IS IT KOSHER?
(and other gelatin-based foods)
For over thirty years "Kosher gelatin" has been a substance that the kosher consumer could use as a yardstick to tell if a product was certified by a high or low kosher standard. Up until mid 1993 it was a given that if a product listed "Kosher gelatin" in its ingredients, it meant that the gelatin was definitely derived from non-kosher animals. This was true of all kosher gelatin in the United States, Israel, England, and S. Africa. This was true even when the gelatin was certified kosher by a Rabbi or Rabbinical organization. Those kosher certifiers that adhere to a higher kashrus level, such as the O/U and Star K, categorically rejected the kosher gelatin that was being produced. Instead, these agencies certified various seaweed derivatives, such as insinglass, Irish moss, Spanish moss, agar agar etc. These substances served served as a substitute for real gelatin. Due to the superior gelling qualities of gelatin, a method of producing noncontroversial gelatin was sought. In March of 1993, under the supervision of Rabbi Shimon Eider, "kolatin", a gelatin produced from glatt kosher hides, was finally produced.
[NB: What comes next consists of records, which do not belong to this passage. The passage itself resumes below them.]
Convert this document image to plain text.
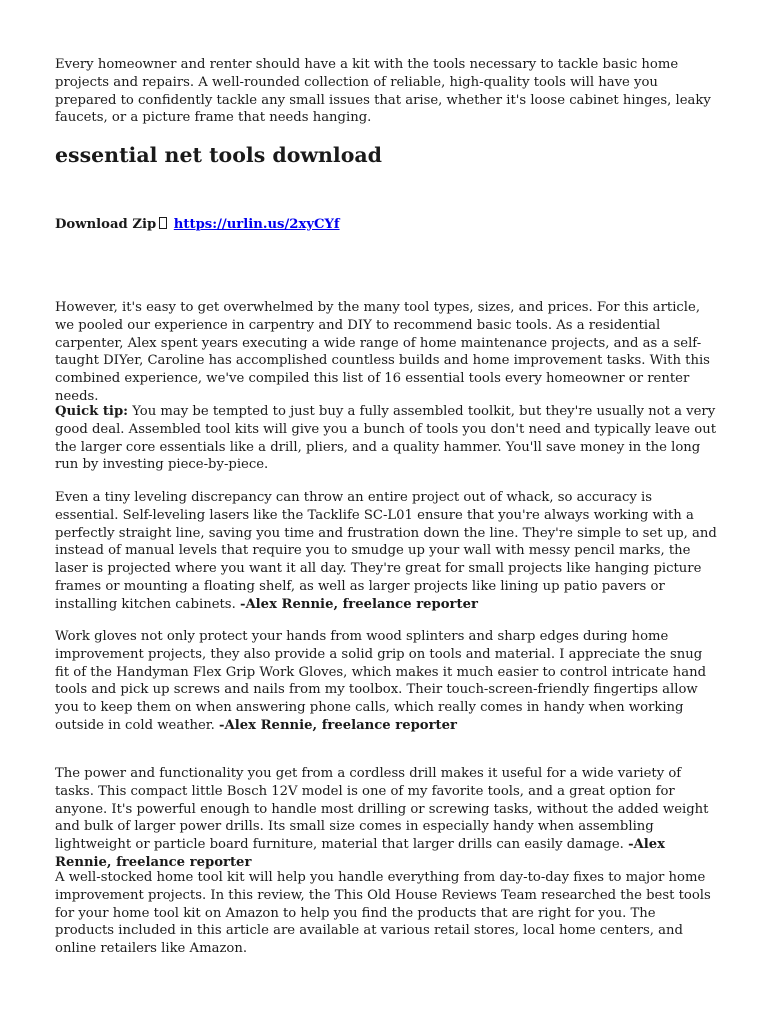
Every homeowner and renter should have a kit with the tools necessary to tackle basic home projects and repairs. A well-rounded collection of reliable, high-quality tools will have you prepared to confidently tackle any small issues that arise, whether it's loose cabinet hinges, leaky faucets, or a picture frame that needs hanging.

essential net tools download

Download Zip https://urlin.us/2xyCYf

However, it's easy to get overwhelmed by the many tool types, sizes, and prices. For this article, we pooled our experience in carpentry and DIY to recommend basic tools. As a residential carpenter, Alex spent years executing a wide range of home maintenance projects, and as a self-taught DIYer, Caroline has accomplished countless builds and home improvement tasks. With this combined experience, we've compiled this list of 16 essential tools every homeowner or renter needs.

Quick tip: You may be tempted to just buy a fully assembled toolkit, but they're usually not a very good deal. Assembled tool kits will give you a bunch of tools you don't need and typically leave out the larger core essentials like a drill, pliers, and a quality hammer. You'll save money in the long run by investing piece-by-piece.

Even a tiny leveling discrepancy can throw an entire project out of whack, so accuracy is essential. Self-leveling lasers like the Tacklife SC-L01 ensure that you're always working with a perfectly straight line, saving you time and frustration down the line. They're simple to set up, and instead of manual levels that require you to smudge up your wall with messy pencil marks, the laser is projected where you want it all day. They're great for small projects like hanging picture frames or mounting a floating shelf, as well as larger projects like lining up patio pavers or installing kitchen cabinets. -Alex Rennie, freelance reporter

Work gloves not only protect your hands from wood splinters and sharp edges during home improvement projects, they also provide a solid grip on tools and material. I appreciate the snug fit of the Handyman Flex Grip Work Gloves, which makes it much easier to control intricate hand tools and pick up screws and nails from my toolbox. Their touch-screen-friendly fingertips allow you to keep them on when answering phone calls, which really comes in handy when working outside in cold weather. -Alex Rennie, freelance reporter

The power and functionality you get from a cordless drill makes it useful for a wide variety of tasks. This compact little Bosch 12V model is one of my favorite tools, and a great option for anyone. It's powerful enough to handle most drilling or screwing tasks, without the added weight and bulk of larger power drills. Its small size comes in especially handy when assembling lightweight or particle board furniture, material that larger drills can easily damage. -Alex Rennie, freelance reporter

A well-stocked home tool kit will help you handle everything from day-to-day fixes to major home improvement projects. In this review, the This Old House Reviews Team researched the best tools for your home tool kit on Amazon to help you find the products that are right for you. The products included in this article are available at various retail stores, local home centers, and online retailers like Amazon.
Two main questions are asked in connection with gelatin. One, must it come from a kosher source? The second question is: even when it is derived from glatt kosher hides, why isn't it fleishig? The following is a brief description of the five steps involved in making pareve, kosher gelatin.
1. The hide is chemically decomposed and rendered "Nifsal Meachila". In other words, unfit to eat.
2. Although it was considered unfit to eat, people, nevertheless, use it in food. This is called "Achshevay" and reinstitutes gelatin into a food category.
3. Although gelatin is being used as a food, since it is not eaten by itself, but rather mixed in with many other ingredients, it is not fleishig.
4. Even though gelatin is only one ingredient of many, we must bear in mind that it is a very important ingredient and has the status of a "maamid". This means that it is considered a food stabilizer.
5. In conclusion, Reb Moshe Feinstein Zt"l and Rav Aharon Kotler Zt"l, say that gelatin is "taam kalush" (a weak flavor), and is not fleishig, due to the major change it has undergone. However, it must be derived from kosher sources. If the gelatin was derived from a non-kosher source, such as pig or non-kosher slaughtered hides, although they have been chemically altered, since they originated from a non-kosher source, there is no way to ever render them permissible.